Aux judéo-chrétiens , il va rappeler que les pagano-chrétiens, bien que ne faisant
pas partie du peuple élu, peuvent maintenant se recommander de la paternité
d’Abraham, en vertu de la justification par la foi (voir en particulier les chapitres
1-4) ; il va rappeler surtout (chapitres 7 et 10) que la loi de Moïse porte en elle la
révélation du Christ, et que c’est d’ailleurs là sa « fin ».
Aux pagano-chrétiens , il va rappeler que les juifs bénéficient d’une priorité,
qu’ils sont ainsi la racine de l’arbre sur lequel eux, pagano-chrétiens, ont été
greffés (et c’est précisément le thème de ces chapitres 9-11).

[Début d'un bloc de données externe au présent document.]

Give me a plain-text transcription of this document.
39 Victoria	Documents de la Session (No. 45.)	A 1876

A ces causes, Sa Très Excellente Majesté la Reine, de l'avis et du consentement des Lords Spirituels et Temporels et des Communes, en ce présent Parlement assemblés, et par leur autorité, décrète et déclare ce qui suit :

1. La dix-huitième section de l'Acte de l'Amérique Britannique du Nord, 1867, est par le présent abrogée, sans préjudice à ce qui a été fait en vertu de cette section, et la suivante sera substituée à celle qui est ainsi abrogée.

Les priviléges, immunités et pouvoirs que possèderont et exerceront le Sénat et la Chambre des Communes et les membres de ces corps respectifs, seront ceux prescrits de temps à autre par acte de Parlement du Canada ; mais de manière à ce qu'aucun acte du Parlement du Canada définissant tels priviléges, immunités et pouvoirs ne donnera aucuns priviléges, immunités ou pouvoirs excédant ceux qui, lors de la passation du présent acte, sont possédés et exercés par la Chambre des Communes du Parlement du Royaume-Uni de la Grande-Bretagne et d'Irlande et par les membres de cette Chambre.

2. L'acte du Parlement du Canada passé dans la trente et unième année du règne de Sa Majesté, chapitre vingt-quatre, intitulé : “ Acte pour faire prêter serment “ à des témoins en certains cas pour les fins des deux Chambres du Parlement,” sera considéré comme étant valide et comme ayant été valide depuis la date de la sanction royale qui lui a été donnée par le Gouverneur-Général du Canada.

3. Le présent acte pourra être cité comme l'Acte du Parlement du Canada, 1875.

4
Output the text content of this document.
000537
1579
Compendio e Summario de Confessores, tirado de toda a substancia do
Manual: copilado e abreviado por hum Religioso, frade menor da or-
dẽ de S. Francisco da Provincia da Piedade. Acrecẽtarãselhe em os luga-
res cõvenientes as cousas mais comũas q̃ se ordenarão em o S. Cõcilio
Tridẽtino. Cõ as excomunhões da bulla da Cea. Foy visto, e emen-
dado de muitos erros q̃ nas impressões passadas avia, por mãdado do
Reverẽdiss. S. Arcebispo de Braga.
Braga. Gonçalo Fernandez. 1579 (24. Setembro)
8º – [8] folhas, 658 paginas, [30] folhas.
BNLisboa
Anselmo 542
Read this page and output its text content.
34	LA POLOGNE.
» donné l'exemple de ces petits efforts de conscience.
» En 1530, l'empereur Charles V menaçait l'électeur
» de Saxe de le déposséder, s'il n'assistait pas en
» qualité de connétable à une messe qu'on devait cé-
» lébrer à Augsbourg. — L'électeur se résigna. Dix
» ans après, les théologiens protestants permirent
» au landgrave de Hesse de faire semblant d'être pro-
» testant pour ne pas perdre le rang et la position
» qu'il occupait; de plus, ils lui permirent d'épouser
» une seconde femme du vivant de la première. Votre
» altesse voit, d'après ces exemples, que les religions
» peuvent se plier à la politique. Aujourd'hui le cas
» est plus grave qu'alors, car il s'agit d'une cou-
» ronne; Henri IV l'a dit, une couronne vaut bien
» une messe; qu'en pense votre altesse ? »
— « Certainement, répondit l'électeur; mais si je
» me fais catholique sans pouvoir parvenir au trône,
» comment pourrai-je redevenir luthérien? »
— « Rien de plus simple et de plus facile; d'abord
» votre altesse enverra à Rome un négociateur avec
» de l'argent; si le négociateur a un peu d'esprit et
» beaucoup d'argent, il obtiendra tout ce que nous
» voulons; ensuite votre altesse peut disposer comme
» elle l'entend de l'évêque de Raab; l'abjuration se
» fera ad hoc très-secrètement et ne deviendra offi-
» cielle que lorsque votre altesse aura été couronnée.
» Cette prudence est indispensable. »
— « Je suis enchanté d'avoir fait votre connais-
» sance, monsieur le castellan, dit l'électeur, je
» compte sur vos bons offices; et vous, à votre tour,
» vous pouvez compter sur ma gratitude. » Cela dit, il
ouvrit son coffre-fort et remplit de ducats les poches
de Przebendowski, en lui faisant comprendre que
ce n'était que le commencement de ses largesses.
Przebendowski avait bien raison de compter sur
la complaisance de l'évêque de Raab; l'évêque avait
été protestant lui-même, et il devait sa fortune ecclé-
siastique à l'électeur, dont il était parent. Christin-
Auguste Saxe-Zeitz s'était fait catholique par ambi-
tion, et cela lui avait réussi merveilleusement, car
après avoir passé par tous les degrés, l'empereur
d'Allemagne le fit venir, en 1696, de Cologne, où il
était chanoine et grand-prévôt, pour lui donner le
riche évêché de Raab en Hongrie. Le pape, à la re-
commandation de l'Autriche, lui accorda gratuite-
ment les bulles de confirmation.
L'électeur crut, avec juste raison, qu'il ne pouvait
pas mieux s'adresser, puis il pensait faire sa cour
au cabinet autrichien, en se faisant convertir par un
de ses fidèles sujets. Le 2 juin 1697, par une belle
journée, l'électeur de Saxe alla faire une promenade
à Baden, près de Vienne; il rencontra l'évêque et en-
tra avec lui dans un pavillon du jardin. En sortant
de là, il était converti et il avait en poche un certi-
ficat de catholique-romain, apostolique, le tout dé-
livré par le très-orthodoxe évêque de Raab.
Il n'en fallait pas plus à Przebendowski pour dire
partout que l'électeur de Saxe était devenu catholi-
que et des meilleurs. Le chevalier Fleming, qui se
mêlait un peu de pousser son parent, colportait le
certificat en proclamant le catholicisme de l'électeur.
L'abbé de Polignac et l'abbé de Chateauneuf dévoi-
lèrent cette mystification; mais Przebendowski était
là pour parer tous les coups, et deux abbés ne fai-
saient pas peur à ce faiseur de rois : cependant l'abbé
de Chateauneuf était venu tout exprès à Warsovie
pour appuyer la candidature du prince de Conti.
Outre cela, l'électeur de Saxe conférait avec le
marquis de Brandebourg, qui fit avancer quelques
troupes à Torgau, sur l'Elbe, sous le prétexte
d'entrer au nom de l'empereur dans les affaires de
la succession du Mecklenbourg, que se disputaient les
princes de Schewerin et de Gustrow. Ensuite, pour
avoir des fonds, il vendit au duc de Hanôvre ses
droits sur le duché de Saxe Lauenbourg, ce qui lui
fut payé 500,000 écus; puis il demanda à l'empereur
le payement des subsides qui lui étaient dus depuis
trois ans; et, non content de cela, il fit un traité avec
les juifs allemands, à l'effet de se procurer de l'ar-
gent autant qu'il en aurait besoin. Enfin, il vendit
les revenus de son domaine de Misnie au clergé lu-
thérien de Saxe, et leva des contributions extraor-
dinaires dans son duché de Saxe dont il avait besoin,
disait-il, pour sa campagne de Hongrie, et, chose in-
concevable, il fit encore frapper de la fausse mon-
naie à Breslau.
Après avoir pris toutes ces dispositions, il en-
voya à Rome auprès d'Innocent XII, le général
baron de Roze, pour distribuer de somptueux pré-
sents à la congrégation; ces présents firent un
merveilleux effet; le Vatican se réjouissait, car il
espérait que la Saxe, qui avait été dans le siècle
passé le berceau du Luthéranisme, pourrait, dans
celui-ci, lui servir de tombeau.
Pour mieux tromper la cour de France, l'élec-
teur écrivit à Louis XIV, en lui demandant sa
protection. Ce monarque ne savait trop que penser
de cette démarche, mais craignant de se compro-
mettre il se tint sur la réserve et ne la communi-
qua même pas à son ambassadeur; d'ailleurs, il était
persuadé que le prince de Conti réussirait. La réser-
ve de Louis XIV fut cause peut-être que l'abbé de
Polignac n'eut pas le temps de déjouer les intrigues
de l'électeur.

Dans son ER, Paul fait tout pour amener les deux partis à s’accepter mutuellement, à
prendre conscience de leur unité fondamentale. En ce sens, le sommet de la lettre
pourrait être 15,7 : « Accueillez-vous les uns les autres comme le Christ vous a
accueillis, pour la gloire de Dieu. » Les indices en faveur de cette hypothèse sont
nombreux. Paul emploie très souvent les termes Juifs-grecs et leurs parallèles. Il ne
mentionne jamais « L’Église de Dieu » qui est la destinataire de toutes les autres
lettres, inutile au sein d’une communauté désunie.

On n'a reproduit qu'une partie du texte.